Arda’ya canlı yayında “Bizim lig Avrupa Ligi’nin neresinde” diye sorduğumda bir iki adım gerisinde demesini bekliyordum, “Rusya’nın gerisinde” dedi.
Bizim futbol kumaşımızda bir eksiklik var. Biçiyoruz, dikiyoruz, giyiyoruz, bir yerimiz açıkta kalıyor.
Önümüzü kapatsak, arkamız sırıtıyor, arkamızı kapatsak, önümüz açık veriyor.
Konya’da tek kale oynadık, final toplarının birine bile çağdaş futbolun kalitesini, becerisini, yeteneğini birleştiren tek vuruş bile yapamadık.
Letonya özellikle ikinci yarıda ya iki geldi, ya üç... Açık konuşalım, o iki buçuk pozisyonda bir gol buldu, iki tehlikesi de bizim yaratmaya çalıştığımız beş altı tehlikeye bedeldi...
Bu iki pozisyonda, bu ülkede hakkı bir türlü teslim edilmeyen, beğenilmeyen, dudak bükülen Hakan Balta’ya teşekkür borcumuz var.
Ülkeme üzüldüm, milli takıma üzüldüm, ama açıkçası en çok Konya seyircisine üzüldüm. Fenerbahçe stadında maç oynadık. Galatasaraylı oyuncular milli forma altında küfür yedi.
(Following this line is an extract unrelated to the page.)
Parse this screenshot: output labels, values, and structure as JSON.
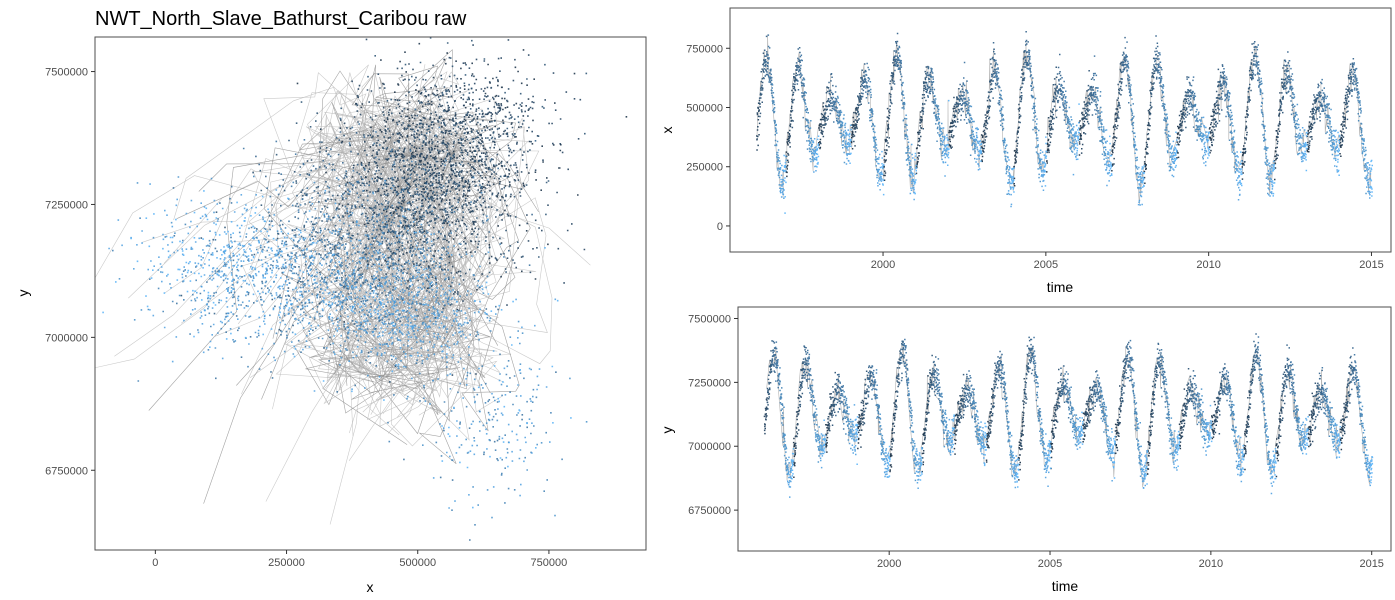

Aslantepe’de oynadık, Fenerbahçeli futbolcular milli formayla küfürden nasibini aldı.
Konya seyircisi ay-yıldıza küfür edilemeyeceğini, hiçbir rengin ay-yıldızdan daha büyük, daha kutsal olamayacağını gösterdi... Keşke mutlu olabilselerdi... Ama şunu gösterdiler, sonuçlar ne olursa olsun milli takımın merkezi bundan sonra Konya olsun.